Glitter is sharp and bright and contains movement — like the quick trip of its two syllables set apart by sharp little t’s. One-syllable blink and wink are slow, but have movement, whether it’s your eyes or a light doing the winking and blinking (though its pace picks up when it becomes a repeated/ongoing action, doesn’t it? Winking, blinking). Gleam seems slow, soft, steady, and according to its definition applies most to reflected light, which seems right to me; my mind’s eye pictures gleaming as the yellow glow that comes off a large, smooth, golden object in a darkened room. But glow is more properly what a light source itself does; not reflecting light, like gleaming, but creating it: shine, beam, radiate.
Glimmer has movement too, but more the failure of your eyes to see something disappearing and reappearing; while its cousin shimmer has movement of a different sort, feeling more side-to-side. Or perhaps that’s shimmy I’m thinking of 🙂 (and glimpse).
Twinkle, sparkle again are repeated, sharp, two-syllable, hard consonant, flashes that repeat. Is sparkle reflected light while twinkle should be the light source itself? Nursery rhymes of stars would have it so. Flash itself is short, sharp, but without the hard consonants. Glint is quick but smaller, perhaps. Because of reflection, again? Every light loses brightness when reflected, shedding some of its brilliance as it bounces off the intervening surface. Or the moon would blind us, instead of just showing us how it sees our shared sun. Pretty flicker goes back and forth, friendly like a candle.

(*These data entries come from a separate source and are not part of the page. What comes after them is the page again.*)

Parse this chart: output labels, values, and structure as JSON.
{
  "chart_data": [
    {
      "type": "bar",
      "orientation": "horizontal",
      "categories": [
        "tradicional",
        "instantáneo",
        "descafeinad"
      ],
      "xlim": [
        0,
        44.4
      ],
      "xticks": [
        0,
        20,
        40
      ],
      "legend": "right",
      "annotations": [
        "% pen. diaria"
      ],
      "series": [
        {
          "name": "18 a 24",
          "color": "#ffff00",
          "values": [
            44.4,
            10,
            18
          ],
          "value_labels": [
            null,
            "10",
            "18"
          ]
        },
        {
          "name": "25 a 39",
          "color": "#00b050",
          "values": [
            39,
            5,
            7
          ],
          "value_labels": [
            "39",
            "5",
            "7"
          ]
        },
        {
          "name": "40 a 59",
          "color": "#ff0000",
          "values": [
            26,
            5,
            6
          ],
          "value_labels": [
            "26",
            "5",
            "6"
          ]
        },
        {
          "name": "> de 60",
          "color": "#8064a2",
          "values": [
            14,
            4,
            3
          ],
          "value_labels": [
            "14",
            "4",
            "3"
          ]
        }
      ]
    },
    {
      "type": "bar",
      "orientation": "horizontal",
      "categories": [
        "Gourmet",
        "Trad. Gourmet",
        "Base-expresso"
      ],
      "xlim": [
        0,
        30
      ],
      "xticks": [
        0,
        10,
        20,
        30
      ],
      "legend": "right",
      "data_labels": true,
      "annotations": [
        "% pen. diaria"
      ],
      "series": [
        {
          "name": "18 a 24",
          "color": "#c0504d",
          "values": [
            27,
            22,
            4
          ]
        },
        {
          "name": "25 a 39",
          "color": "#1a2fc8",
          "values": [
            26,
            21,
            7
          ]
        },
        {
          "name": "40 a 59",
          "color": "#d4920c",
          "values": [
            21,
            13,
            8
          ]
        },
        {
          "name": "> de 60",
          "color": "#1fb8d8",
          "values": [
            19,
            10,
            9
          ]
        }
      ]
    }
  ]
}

Why so many gl- beginnings in our words for light? Root words are one answer: Higueras and Clavera (2002) name two, Middle English glymsen, “to shine faintly or intermittently,” and Middle Low German glaren, “to gleam.” Sadowski (2001) compared modern English gl- root words and concluded more than half connoted light/dark or looking/seeing (with more related to smoothness, like glossy, plus glamour originally related to how something is perceived and glory also connected to light). Some scholars have even “argued the existence of sound and color patterns, whereby back vowels tend to denote dark colours (as in gloom or glum) and front vowels tend to be ‘bright’ (gleam, glitter, glimmer, etc.)” (Sadowski citing Jespersen 1922 and Jakobson 1979; front vowels being those pronounced with the tongue forward in the mouth and vice versa).